To test Jesus and to assert their own faith convictions, the Sadducees proposed an imagined situation of seven brothers who died one after another. Eventually, all seven brothers married one and the same woman as mandated in the Mosaic Law. The unanswerable question: “Which of the seven would be the woman’s husband in the next life?” (Luke 20:33) For the non-believers in the resurrection, there was no problem since with death everything ends. However, for those who believed, this question posed a serious problem. Who becomes the rightful spouse of the woman? Would she be considered polygamous and sinful?
In His response to the Sadducees, Jesus manages to avoid the trap they have set for Him by giving them an insight into the truth of the afterlife. He declares with authority that in the next life there are no marriage relationships. “The children of this age [i.e. those who belong to this world] marry and remarry but those who are deemed worthy to attain to the coming age and to the resurrection of the dead neither marry nor are given in marriage”. (Luke 20:35) Marriage after all is meant to create families and to rear children and continue to populate the earth. Heaven does not need that. In other words, we are not supposed to assume that heaven is like earth. The things of heaven are not the things of earth. Jesus’ response says that our earthly relationships take on a different form when we are all reunited in heaven. Since we have become adopted children of God in Christ, brothers and sisters to each other, there will be a different essence and focus to our relationship with God and one another in God’s Kingdom. Everything we know, we know because it is revealed by Jesus who is Lord of this life and the next. The details of the afterlife remain a mystery to us who are living and perhaps will only be made clear as we find ourselves at death’s door.
To further prove His point, Jesus challenges the Sadducees’ unbelief about life after death by quoting from a part of the Bible which they recognise as true. He reminds them of the episode at the burning bush with the voice identifying Himself to Moses. “I AM the God of your father, the God of Abraham, the God of Isaac and the God of Jacob” (Exodus 3:6). God, says Jesus, is the God of the living and not of the dead [i.e., of those who have gone ahead and do not exist physically anymore]. Since Abraham, Isaac and Jacob’s God is a god of the living, then by consequence, are also living. This is how Jesus makes apparent where the Sadducees’ argument fails.
Recently we lost a very dear Sister in the Religious of the Assumption (Sr. Mary Fidelis Estrada, RA). I remember her as one person who was never afraid to die… to pass on to fuller life. She once told me that she would always pray to God to take her as soon as her mission on earth is done. Her life was a testament of love and gratitude. She was convinced that we have a loving God who will not allow those who believe in Him to suffer eternal damnation. She was of the conviction that in God’s love no one is ever lost.

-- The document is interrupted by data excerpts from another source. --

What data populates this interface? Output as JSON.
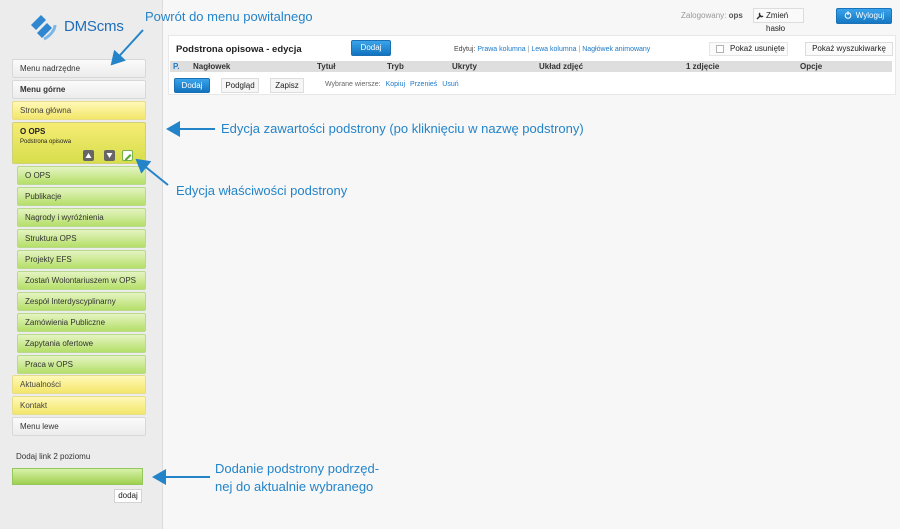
{
  "logo": {
    "text": "DMScms"
  },
  "sidebar": {
    "menu_nadrzedne": "Menu nadrzędne",
    "menu_gorne": "Menu górne",
    "strona_glowna": "Strona główna",
    "selected": {
      "title": "O OPS",
      "subtitle": "Podstrona opisowa"
    },
    "subitems": [
      "O OPS",
      "Publikacje",
      "Nagrody i wyróżnienia",
      "Struktura OPS",
      "Projekty EFS",
      "Zostań Wolontariuszem w OPS",
      "Zespół Interdyscyplinarny",
      "Zamówienia Publiczne",
      "Zapytania ofertowe",
      "Praca w OPS"
    ],
    "aktualnosci": "Aktualności",
    "kontakt": "Kontakt",
    "menu_lewe": "Menu lewe",
    "add_level2_label": "Dodaj link 2 poziomu",
    "add_button": "dodaj"
  },
  "topbar": {
    "logged_label": "Zalogowany:",
    "user": "ops",
    "change_password": "Zmień hasło",
    "logout": "Wyloguj"
  },
  "panel": {
    "title": "Podstrona opisowa - edycja",
    "add_button": "Dodaj",
    "edit_label": "Edytuj:",
    "edit_links": [
      "Prawa kolumna",
      "Lewa kolumna",
      "Nagłówek animowany"
    ],
    "show_deleted": "Pokaż usunięte",
    "show_search": "Pokaż wyszukiwarkę",
    "columns": [
      "P.",
      "Nagłowek",
      "Tytuł",
      "Tryb",
      "Ukryty",
      "Układ zdjęć",
      "1 zdjęcie",
      "Opcje"
    ],
    "buttons": [
      "Dodaj",
      "Podgląd",
      "Zapisz"
    ],
    "selected_rows_label": "Wybrane wiersze:",
    "row_actions": [
      "Kopiuj",
      "Przenieś",
      "Usuń"
    ]
  },
  "annotations": {
    "a1": "Powrót do menu powitalnego",
    "a2": "Edycja zawartości podstrony (po kliknięciu w nazwę podstrony)",
    "a3": "Edycja właściwości podstrony",
    "a4_line1": "Dodanie podstrony podrzęd-",
    "a4_line2": "nej do aktualnie wybranego"
  },
  "colors": {
    "accent": "#1b79c9",
    "annotation": "#2484c9"
  },
  "icons": [
    "logo-icon",
    "arrow-up-icon",
    "arrow-down-icon",
    "edit-icon",
    "wrench-icon",
    "power-icon"
  ]
}
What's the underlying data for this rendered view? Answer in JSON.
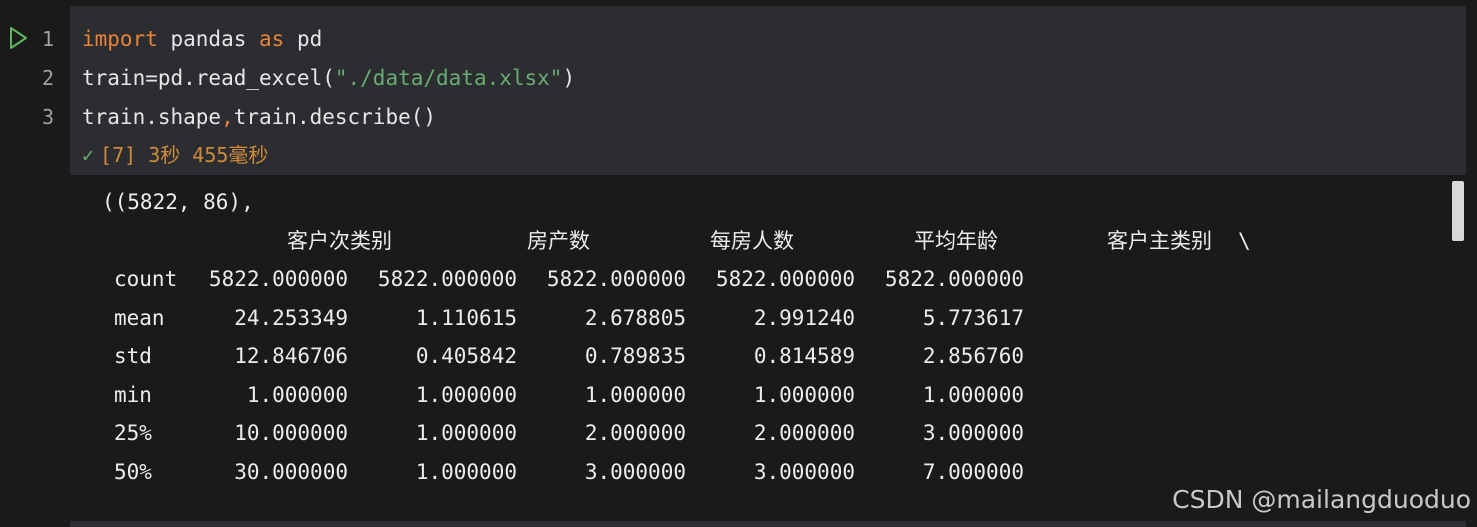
{
  "editor": {
    "line_numbers": [
      "1",
      "2",
      "3"
    ],
    "code": {
      "line1": {
        "kw1": "import",
        "mid": " pandas ",
        "kw2": "as",
        "end": " pd"
      },
      "line2": {
        "start": "train=pd.read_excel(",
        "str": "\"./data/data.xlsx\"",
        "end": ")"
      },
      "line3": {
        "start": "train.shape",
        "comma": ",",
        "end": "train.describe()"
      }
    },
    "exec_status": {
      "check": "✓",
      "text": "[7] 3秒 455毫秒"
    }
  },
  "output": {
    "shape_line": "((5822, 86),",
    "columns": [
      "客户次类别",
      "房产数",
      "每房人数",
      "平均年龄",
      "客户主类别"
    ],
    "continuation": "\\",
    "rows": [
      {
        "label": "count",
        "values": [
          "5822.000000",
          "5822.000000",
          "5822.000000",
          "5822.000000",
          "5822.000000"
        ]
      },
      {
        "label": "mean",
        "values": [
          "24.253349",
          "1.110615",
          "2.678805",
          "2.991240",
          "5.773617"
        ]
      },
      {
        "label": "std",
        "values": [
          "12.846706",
          "0.405842",
          "0.789835",
          "0.814589",
          "2.856760"
        ]
      },
      {
        "label": "min",
        "values": [
          "1.000000",
          "1.000000",
          "1.000000",
          "1.000000",
          "1.000000"
        ]
      },
      {
        "label": "25%",
        "values": [
          "10.000000",
          "1.000000",
          "2.000000",
          "2.000000",
          "3.000000"
        ]
      },
      {
        "label": "50%",
        "values": [
          "30.000000",
          "1.000000",
          "3.000000",
          "3.000000",
          "7.000000"
        ]
      }
    ]
  },
  "watermark": "CSDN @mailangduoduo",
  "colors": {
    "background": "#1a1a1a",
    "cell_background": "#2b2d30",
    "keyword": "#e8823a",
    "string": "#6aab73",
    "status": "#d08a3a",
    "run_icon": "#5fb85f"
  },
  "icons": {
    "run": "run-triangle-icon",
    "check": "check-icon"
  }
}
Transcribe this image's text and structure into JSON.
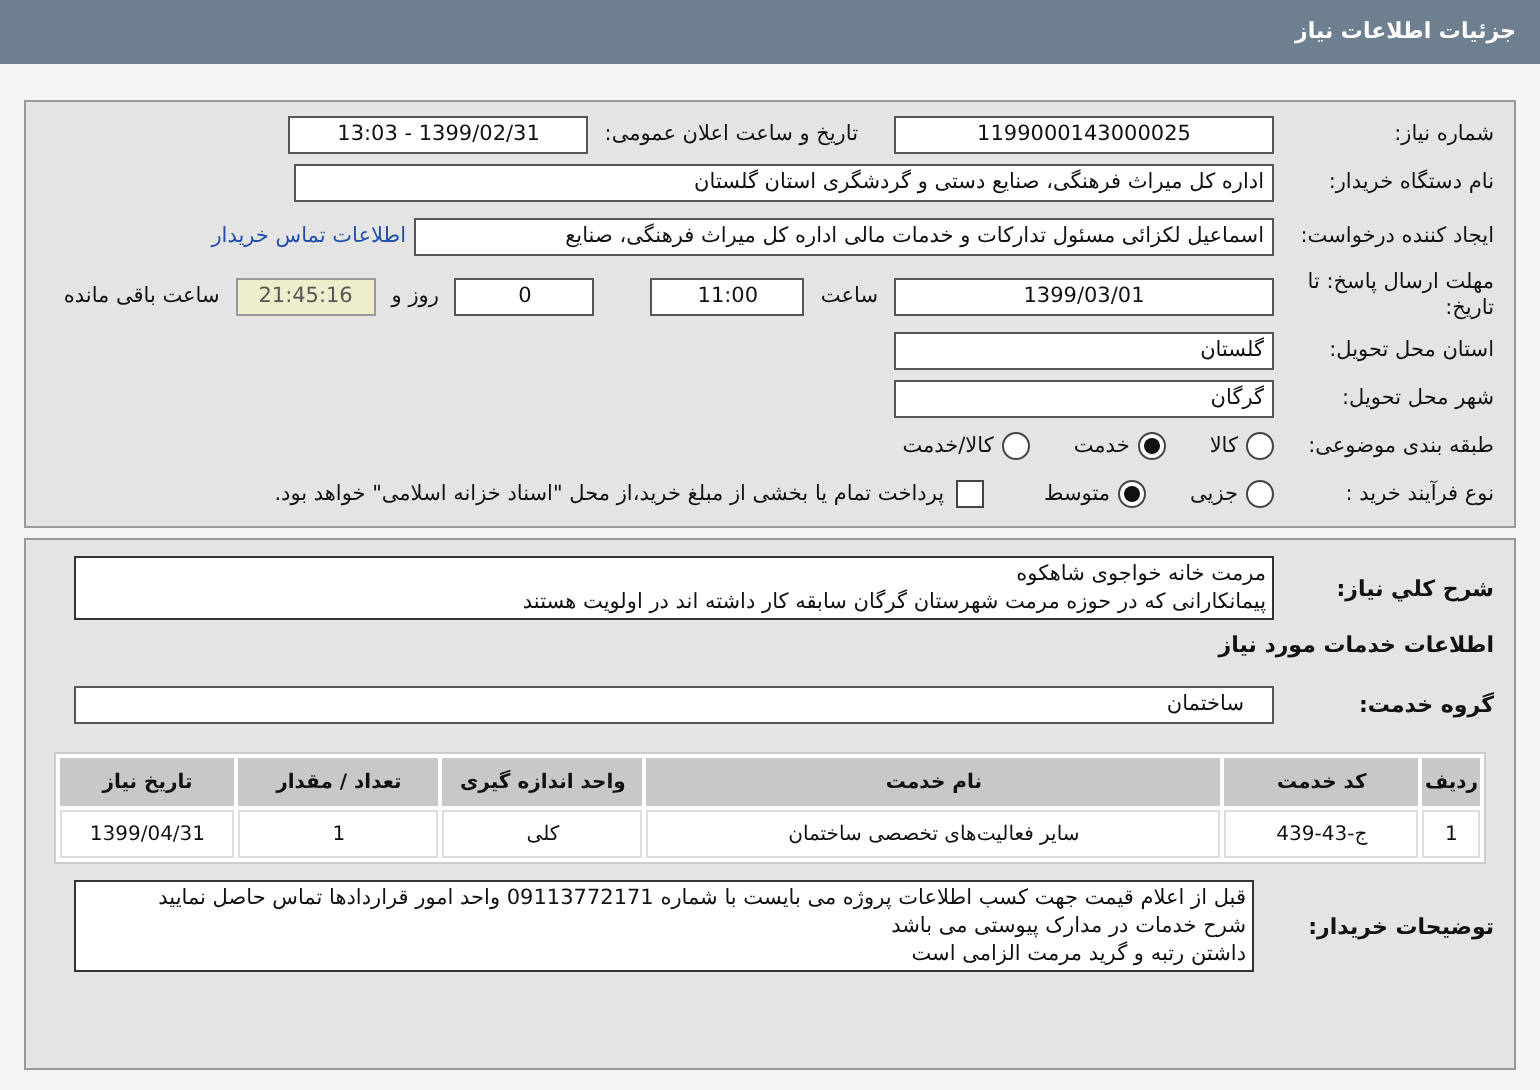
{
  "header": {
    "title": "جزئیات اطلاعات نیاز"
  },
  "need_number": {
    "label": "شماره نیاز:",
    "value": "1199000143000025"
  },
  "announce_date": {
    "label": "تاریخ و ساعت اعلان عمومی:",
    "value": "1399/02/31 - 13:03"
  },
  "buyer_org": {
    "label": "نام دستگاه خریدار:",
    "value": "اداره کل میراث فرهنگی، صنایع دستی و گردشگری استان گلستان"
  },
  "requester": {
    "label": "ایجاد کننده درخواست:",
    "value": "اسماعیل لکزائی مسئول تدارکات و خدمات مالی اداره کل میراث فرهنگی، صنایع",
    "link": "اطلاعات تماس خریدار"
  },
  "deadline": {
    "label": "مهلت ارسال پاسخ: تا تاریخ:",
    "date": "1399/03/01",
    "time_label": "ساعت",
    "time": "11:00",
    "days": "0",
    "days_label": "روز و",
    "remaining": "21:45:16",
    "remaining_label": "ساعت باقی مانده"
  },
  "province": {
    "label": "استان محل تحویل:",
    "value": "گلستان"
  },
  "city": {
    "label": "شهر محل تحویل:",
    "value": "گرگان"
  },
  "category": {
    "label": "طبقه بندی موضوعی:",
    "options": [
      {
        "label": "کالا",
        "selected": false
      },
      {
        "label": "خدمت",
        "selected": true
      },
      {
        "label": "کالا/خدمت",
        "selected": false
      }
    ]
  },
  "process": {
    "label": "نوع فرآیند خرید :",
    "options": [
      {
        "label": "جزیی",
        "selected": false
      },
      {
        "label": "متوسط",
        "selected": true
      }
    ],
    "payment": {
      "label": "پرداخت تمام یا بخشی از مبلغ خرید،از محل \"اسناد خزانه اسلامی\" خواهد بود.",
      "checked": false
    }
  },
  "description": {
    "label": "شرح کلي نیاز:",
    "lines": [
      "مرمت خانه خواجوی شاهکوه",
      "پیمانکارانی که در حوزه مرمت شهرستان گرگان سابقه کار داشته اند در اولویت هستند"
    ]
  },
  "services_title": "اطلاعات خدمات مورد نیاز",
  "service_group": {
    "label": "گروه خدمت:",
    "value": "ساختمان"
  },
  "table": {
    "columns": [
      "ردیف",
      "کد خدمت",
      "نام خدمت",
      "واحد اندازه گیری",
      "تعداد / مقدار",
      "تاریخ نیاز"
    ],
    "rows": [
      [
        "1",
        "ج-43-439",
        "سایر فعالیت‌های تخصصی ساختمان",
        "کلی",
        "1",
        "1399/04/31"
      ]
    ]
  },
  "buyer_notes": {
    "label": "توضیحات خریدار:",
    "lines": [
      "قبل از اعلام قیمت جهت کسب اطلاعات پروژه می بایست با شماره 09113772171 واحد امور قراردادها تماس حاصل نمایید",
      "شرح خدمات در مدارک پیوستی می باشد",
      "داشتن رتبه و گرید مرمت الزامی است"
    ]
  }
}
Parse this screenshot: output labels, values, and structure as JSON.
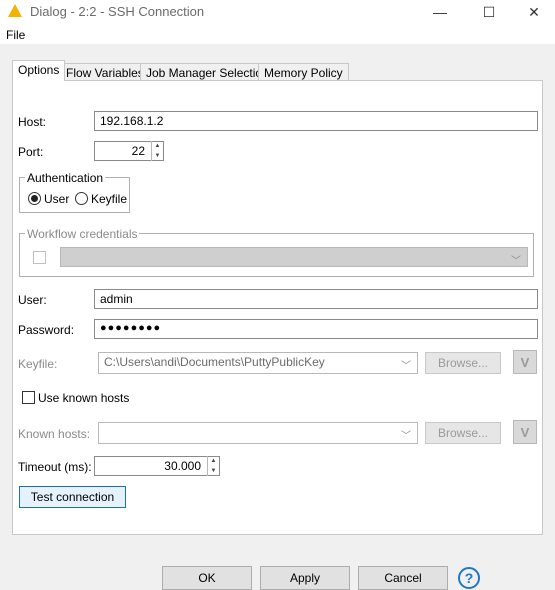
{
  "window": {
    "title": "Dialog - 2:2 - SSH Connection",
    "minimize": "—",
    "maximize": "☐",
    "close": "✕"
  },
  "menu": {
    "file": "File"
  },
  "tabs": [
    {
      "label": "Options",
      "active": true
    },
    {
      "label": "Flow Variables",
      "active": false
    },
    {
      "label": "Job Manager Selection",
      "active": false
    },
    {
      "label": "Memory Policy",
      "active": false
    }
  ],
  "form": {
    "host_label": "Host:",
    "host_value": "192.168.1.2",
    "port_label": "Port:",
    "port_value": "22",
    "auth_legend": "Authentication",
    "auth_user": "User",
    "auth_keyfile": "Keyfile",
    "auth_selected": "User",
    "workflow_legend": "Workflow credentials",
    "user_label": "User:",
    "user_value": "admin",
    "password_label": "Password:",
    "password_value": "●●●●●●●●",
    "keyfile_label": "Keyfile:",
    "keyfile_value": "C:\\Users\\andi\\Documents\\PuttyPublicKey",
    "browse_label": "Browse...",
    "use_known_hosts_label": "Use known hosts",
    "known_hosts_label": "Known hosts:",
    "known_hosts_value": "",
    "timeout_label": "Timeout (ms):",
    "timeout_value": "30.000",
    "test_connection": "Test connection",
    "v_label": "V"
  },
  "footer": {
    "ok": "OK",
    "apply": "Apply",
    "cancel": "Cancel",
    "help": "?"
  },
  "colors": {
    "accent": "#1e6fb5",
    "warning_icon": "#f2b400"
  }
}
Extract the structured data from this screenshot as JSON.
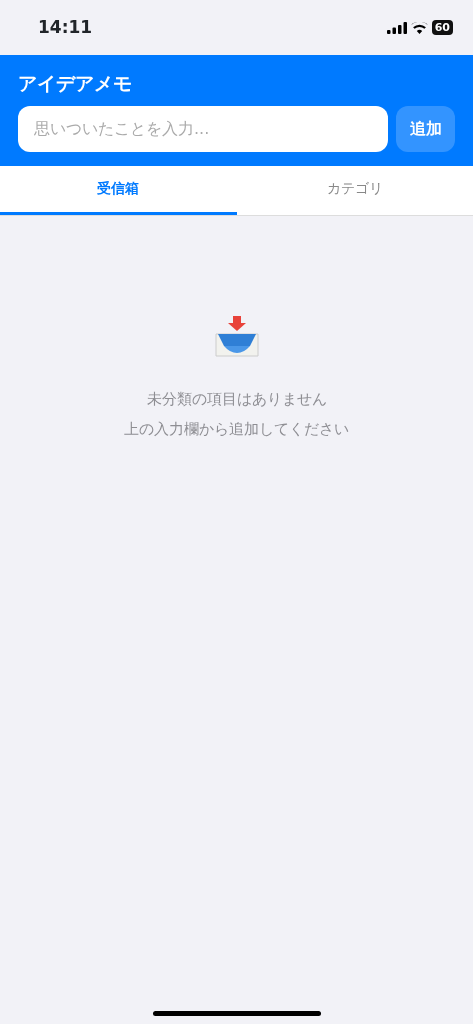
{
  "status_bar": {
    "time": "14:11",
    "battery": "60"
  },
  "header": {
    "title": "アイデアメモ",
    "input": {
      "placeholder": "思いついたことを入力..."
    },
    "add_button": {
      "label": "追加",
      "disabled": true
    }
  },
  "tabs": [
    {
      "label": "受信箱",
      "selected": true
    },
    {
      "label": "カテゴリ",
      "selected": false
    }
  ],
  "empty_state": {
    "lines": [
      "未分類の項目はありません",
      "上の入力欄から追加してください"
    ]
  }
}
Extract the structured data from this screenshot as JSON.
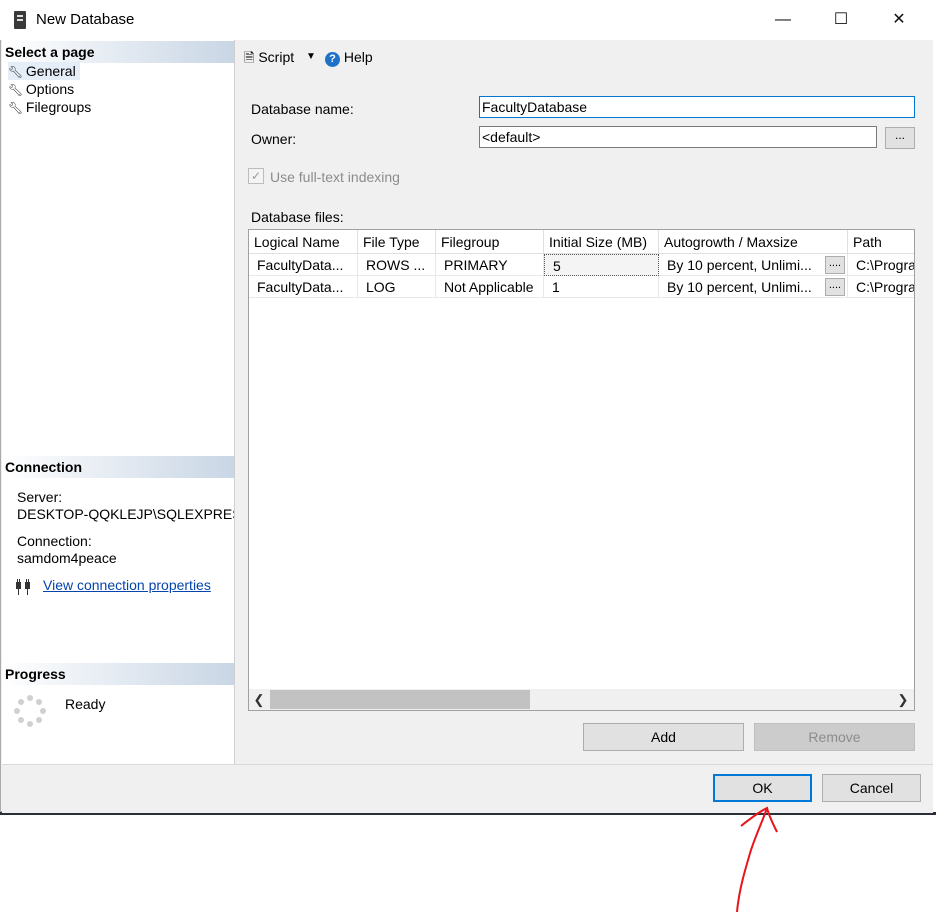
{
  "window": {
    "title": "New Database",
    "minimize_glyph": "—",
    "maximize_glyph": "☐",
    "close_glyph": "✕"
  },
  "left_pane": {
    "select_page_header": "Select a page",
    "pages": [
      {
        "label": "General",
        "icon": "wrench-icon",
        "selected": true
      },
      {
        "label": "Options",
        "icon": "wrench-icon",
        "selected": false
      },
      {
        "label": "Filegroups",
        "icon": "wrench-icon",
        "selected": false
      }
    ],
    "connection_header": "Connection",
    "server_label": "Server:",
    "server_value": "DESKTOP-QQKLEJP\\SQLEXPRESS",
    "connection_label": "Connection:",
    "connection_value": "samdom4peace",
    "view_connection_link": "View connection properties",
    "progress_header": "Progress",
    "progress_status": "Ready"
  },
  "toolbar": {
    "script_label": "Script",
    "help_label": "Help"
  },
  "general": {
    "database_name_label": "Database name:",
    "database_name_value": "FacultyDatabase",
    "owner_label": "Owner:",
    "owner_value": "<default>",
    "browse_glyph": "...",
    "fulltext_label": "Use full-text indexing",
    "fulltext_checked": true,
    "database_files_label": "Database files:"
  },
  "files_grid": {
    "columns": [
      "Logical Name",
      "File Type",
      "Filegroup",
      "Initial Size (MB)",
      "Autogrowth / Maxsize",
      "Path"
    ],
    "rows": [
      [
        "FacultyData...",
        "ROWS ...",
        "PRIMARY",
        "5",
        "By 10 percent, Unlimi...",
        "C:\\Progra"
      ],
      [
        "FacultyData...",
        "LOG",
        "Not Applicable",
        "1",
        "By 10 percent, Unlimi...",
        "C:\\Progra"
      ]
    ],
    "cell_button_glyph": "...."
  },
  "buttons": {
    "add": "Add",
    "remove": "Remove",
    "ok": "OK",
    "cancel": "Cancel"
  },
  "colors": {
    "accent": "#0078d7",
    "annotation_arrow": "#e8141c"
  }
}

Lastly, I urge you to focus on what is essential. Let us not waste time speculating over things which will not yield a precise knowledge or we do not have an experience of. It is enough that we place our trust in Jesus and in the declarations He has made in Scriptures. There is no reason for us to doubt Him or to challenge His teachings. He has not failed us and He never will. As a people of faith, although we may not fully understand God’s plans for us we should be rest assured that our future lies securely in God’s hands. Jesus’ promises are more than enough to keep us going! Saint Paul says that “God is always faithful and that He directs our lives toward His love and the endurance of Christ.” (2 Thessalonians 3:5) Let us allow the Lord to lead us to Himself and trust that He has prepared a place for us in His heavenly home.